(Oh, and the man who served as Ehrlich's lieutentant governor is no less than the outspoken, and often-controversial current chairman of the Republican National Committee, Michael Steele.)
If Ehrlich wins his old job back, and Tuesday night goes well for Steele nationally, look for the two old running mates to join forces again in the near future. Depending how the 2012 GOP presidential field shapes up, and what dynamics shape that race, Ehrlich could find himself as a vice-presidential running mate in as little as two years' time.
But for that to happen, Ehrlich will have to knock off O'Malley, who has opened up a strong lead after two had been running neck-and-neck for months.
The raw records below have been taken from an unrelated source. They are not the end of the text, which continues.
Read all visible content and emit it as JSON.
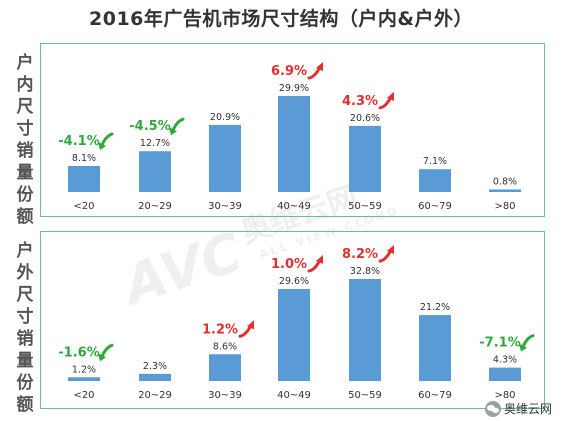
{
  "title": "2016年广告机市场尺寸结构（户内&户外）",
  "watermark": {
    "logo": "AVC",
    "brand": "奥维云网",
    "sub": "ALL VIEW CLOUD"
  },
  "footer": {
    "text": "奥维云网"
  },
  "colors": {
    "bar": "#5b9bd5",
    "up": "#e03030",
    "down": "#2eaa3a",
    "frame": "#5cc88a"
  },
  "chart_data": [
    {
      "type": "bar",
      "side_label": "户内尺寸销量份额",
      "categories": [
        "<20",
        "20~29",
        "30~39",
        "40~49",
        "50~59",
        "60~79",
        ">80"
      ],
      "values": [
        8.1,
        12.7,
        20.9,
        29.9,
        20.6,
        7.1,
        0.8
      ],
      "value_labels": [
        "8.1%",
        "12.7%",
        "20.9%",
        "29.9%",
        "20.6%",
        "7.1%",
        "0.8%"
      ],
      "changes": [
        {
          "category": "<20",
          "text": "-4.1%",
          "direction": "down"
        },
        {
          "category": "20~29",
          "text": "-4.5%",
          "direction": "down"
        },
        {
          "category": "40~49",
          "text": "6.9%",
          "direction": "up"
        },
        {
          "category": "50~59",
          "text": "4.3%",
          "direction": "up"
        }
      ],
      "ylim": [
        0,
        32
      ]
    },
    {
      "type": "bar",
      "side_label": "户外尺寸销量份额",
      "categories": [
        "<20",
        "20~29",
        "30~39",
        "40~49",
        "50~59",
        "60~79",
        ">80"
      ],
      "values": [
        1.2,
        2.3,
        8.6,
        29.6,
        32.8,
        21.2,
        4.3
      ],
      "value_labels": [
        "1.2%",
        "2.3%",
        "8.6%",
        "29.6%",
        "32.8%",
        "21.2%",
        "4.3%"
      ],
      "changes": [
        {
          "category": "<20",
          "text": "-1.6%",
          "direction": "down"
        },
        {
          "category": "30~39",
          "text": "1.2%",
          "direction": "up"
        },
        {
          "category": "40~49",
          "text": "1.0%",
          "direction": "up"
        },
        {
          "category": "50~59",
          "text": "8.2%",
          "direction": "up"
        },
        {
          "category": ">80",
          "text": "-7.1%",
          "direction": "down"
        }
      ],
      "ylim": [
        0,
        35
      ]
    }
  ]
}
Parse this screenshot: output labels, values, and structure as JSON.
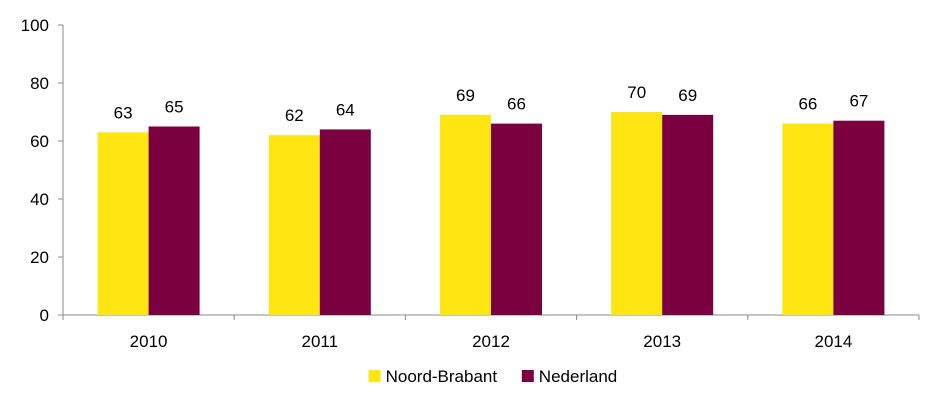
{
  "chart_data": {
    "type": "bar",
    "title": "",
    "xlabel": "",
    "ylabel": "",
    "categories": [
      "2010",
      "2011",
      "2012",
      "2013",
      "2014"
    ],
    "series": [
      {
        "name": "Noord-Brabant",
        "color": "#FFE512",
        "values": [
          63,
          62,
          69,
          70,
          66
        ]
      },
      {
        "name": "Nederland",
        "color": "#7A0040",
        "values": [
          65,
          64,
          66,
          69,
          67
        ]
      }
    ],
    "ylim": [
      0,
      100
    ],
    "yticks": [
      "0",
      "20",
      "40",
      "60",
      "80",
      "100"
    ],
    "grid": false,
    "legend_position": "bottom-center",
    "data_labels": true
  }
}
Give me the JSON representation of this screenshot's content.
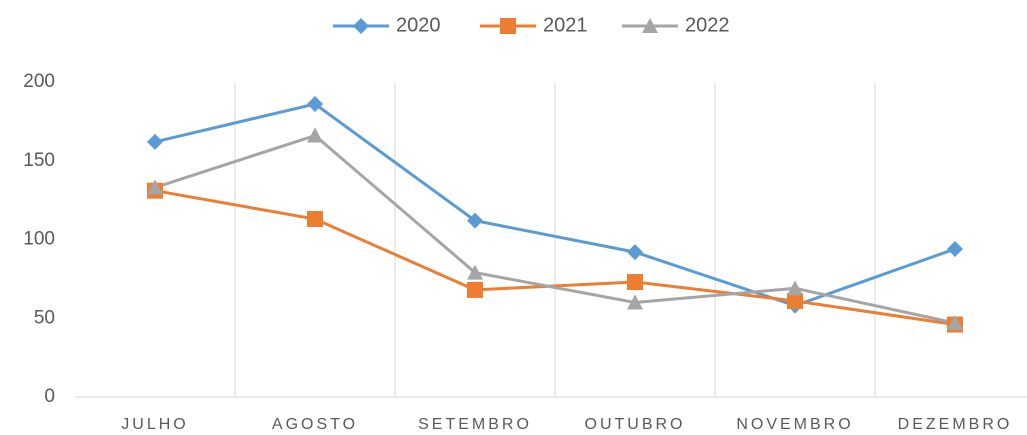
{
  "chart_data": {
    "type": "line",
    "categories": [
      "JULHO",
      "AGOSTO",
      "SETEMBRO",
      "OUTUBRO",
      "NOVEMBRO",
      "DEZEMBRO"
    ],
    "series": [
      {
        "name": "2020",
        "color": "#5b9bd5",
        "marker": "diamond",
        "values": [
          162,
          186,
          112,
          92,
          58,
          94
        ]
      },
      {
        "name": "2021",
        "color": "#ed7d31",
        "marker": "square",
        "values": [
          131,
          113,
          68,
          73,
          61,
          46
        ]
      },
      {
        "name": "2022",
        "color": "#a5a5a5",
        "marker": "triangle",
        "values": [
          133,
          166,
          79,
          60,
          69,
          47
        ]
      }
    ],
    "ylim": [
      0,
      200
    ],
    "yticks": [
      0,
      50,
      100,
      150,
      200
    ],
    "legend": "top"
  }
}
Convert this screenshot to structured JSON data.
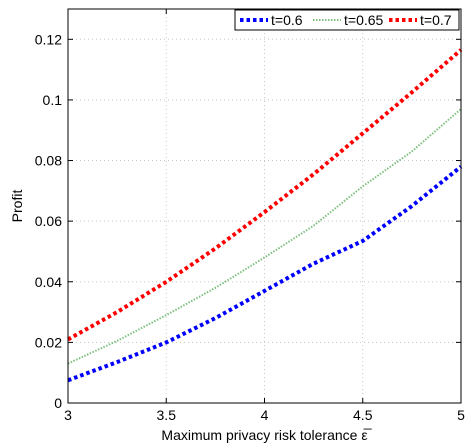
{
  "chart_data": {
    "type": "line",
    "xlabel": "Maximum privacy risk tolerance ε̅",
    "ylabel": "Profit",
    "xlim": [
      3,
      5
    ],
    "ylim": [
      0,
      0.13
    ],
    "xticks": [
      3,
      3.5,
      4,
      4.5,
      5
    ],
    "xtick_labels": [
      "3",
      "3.5",
      "4",
      "4.5",
      "5"
    ],
    "yticks": [
      0,
      0.02,
      0.04,
      0.06,
      0.08,
      0.1,
      0.12
    ],
    "ytick_labels": [
      "0",
      "0.02",
      "0.04",
      "0.06",
      "0.08",
      "0.1",
      "0.12"
    ],
    "grid": true,
    "legend_position": "top-right",
    "x": [
      3.0,
      3.25,
      3.5,
      3.75,
      4.0,
      4.25,
      4.5,
      4.75,
      5.0
    ],
    "series": [
      {
        "name": "t=0.6",
        "color": "#0000ff",
        "style": "dotted-thick",
        "values": [
          0.0075,
          0.0135,
          0.02,
          0.028,
          0.037,
          0.046,
          0.0535,
          0.065,
          0.078
        ]
      },
      {
        "name": "t=0.65",
        "color": "#7fbf7f",
        "style": "dotted-thin",
        "values": [
          0.013,
          0.0205,
          0.029,
          0.038,
          0.048,
          0.0585,
          0.0715,
          0.083,
          0.097
        ]
      },
      {
        "name": "t=0.7",
        "color": "#ff0000",
        "style": "dotted-thick",
        "values": [
          0.021,
          0.03,
          0.04,
          0.051,
          0.063,
          0.0755,
          0.089,
          0.1025,
          0.1165
        ]
      }
    ]
  }
}
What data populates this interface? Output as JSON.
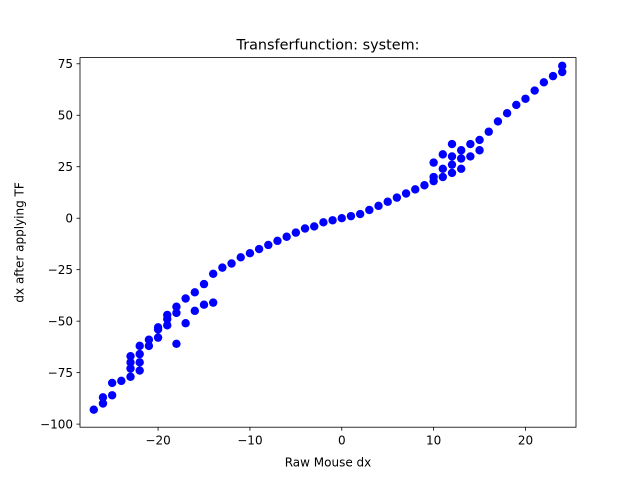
{
  "chart_data": {
    "type": "scatter",
    "title": "Transferfunction: system:",
    "xlabel": "Raw Mouse dx",
    "ylabel": "dx after applying TF",
    "xlim": [
      -28.5,
      25.5
    ],
    "ylim": [
      -101.5,
      78.0
    ],
    "xticks": [
      -20,
      -10,
      0,
      10,
      20
    ],
    "xtick_labels": [
      "−20",
      "−10",
      "0",
      "10",
      "20"
    ],
    "yticks": [
      -100,
      -75,
      -50,
      -25,
      0,
      25,
      50,
      75
    ],
    "ytick_labels": [
      "−100",
      "−75",
      "−50",
      "−25",
      "0",
      "25",
      "50",
      "75"
    ],
    "grid": false,
    "marker_color": "#0000ff",
    "series": [
      {
        "x": [
          -27,
          -26,
          -26,
          -25,
          -25,
          -24,
          -23,
          -23,
          -23,
          -23,
          -22,
          -22,
          -22,
          -22,
          -21,
          -21,
          -20,
          -20,
          -20,
          -19,
          -19,
          -19,
          -18,
          -18,
          -18,
          -17,
          -17,
          -16,
          -16,
          -15,
          -15,
          -14,
          -14,
          -13,
          -12,
          -11,
          -10,
          -9,
          -8,
          -7,
          -6,
          -5,
          -4,
          -3,
          -2,
          -1,
          0,
          1,
          2,
          3,
          4,
          5,
          6,
          7,
          8,
          9,
          10,
          10,
          10,
          11,
          11,
          11,
          12,
          12,
          12,
          12,
          13,
          13,
          13,
          14,
          14,
          15,
          15,
          16,
          17,
          18,
          19,
          20,
          21,
          22,
          23,
          24,
          24
        ],
        "y": [
          -93,
          -90,
          -87,
          -86,
          -80,
          -79,
          -77,
          -73,
          -70,
          -67,
          -74,
          -70,
          -66,
          -62,
          -62,
          -59,
          -58,
          -54,
          -53,
          -52,
          -49,
          -47,
          -61,
          -46,
          -43,
          -51,
          -39,
          -45,
          -36,
          -42,
          -32,
          -41,
          -27,
          -24,
          -22,
          -19,
          -17,
          -15,
          -13,
          -11,
          -9,
          -7,
          -5,
          -4,
          -2,
          -1,
          0,
          1,
          2,
          4,
          6,
          8,
          10,
          12,
          14,
          16,
          18,
          20,
          27,
          20,
          24,
          31,
          22,
          26,
          30,
          36,
          24,
          29,
          33,
          30,
          36,
          33,
          38,
          42,
          47,
          51,
          55,
          58,
          62,
          66,
          69,
          71,
          74
        ]
      }
    ]
  }
}
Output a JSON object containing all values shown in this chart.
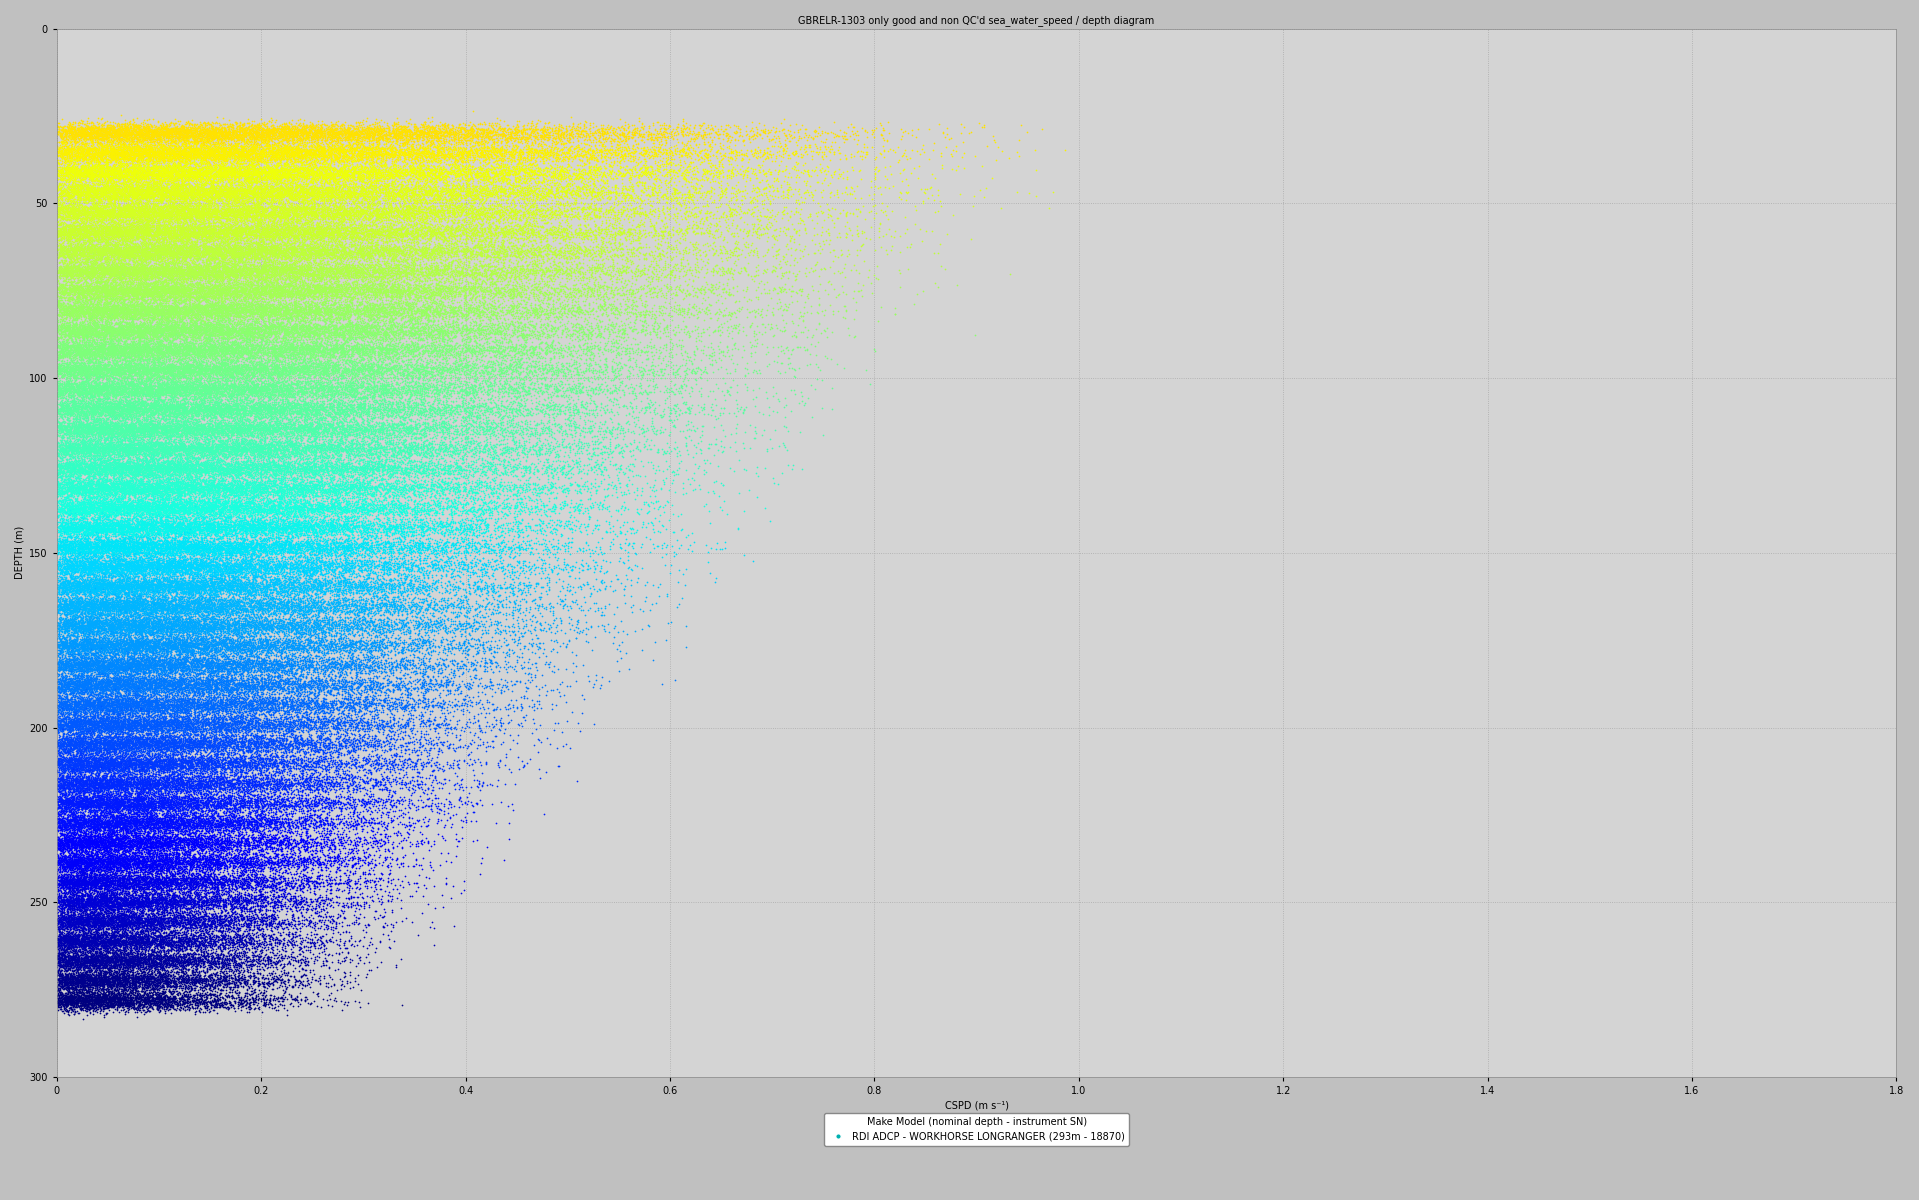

If Ehrlich reminds you of Bush, O'Malley gives off a distinctly Clinton vibe: young, cerebral, wonky, and telegenic. But O'Malley can do Clinton even better. Bubba could play the sax, but O'Malley fronts his own band, O'Malley's March.
O'Malley's national ambitions are a sort of open secret here in Maryland, and he has been working to raise his profile on the national stage for years, even before becoming governor. He delivered a speech on homeland security priorities in Washington after the Sept. 11, 2001, attacks when he was still only the mayor of Baltimore.
While O'Malley and Barack Obama today are political allies — the president stumped for O'Malley just recently — the governor was an early endorser of Hillary Clinton in the 2008 Democratic primaries.
If there is anything to the speculation that she is looking to try another run for president in 2016, the aging Hillary could do well to select a youthful running mate who reminds voters of the best qualities of her husband.
If Hillary doesn't run, O'Malley could well jump into the fight for the top spot on the 2016 ticket — either in a wide-open field to succeed a retiring Obama, or to take down the incumbent if a Republican bests Obama in 2012.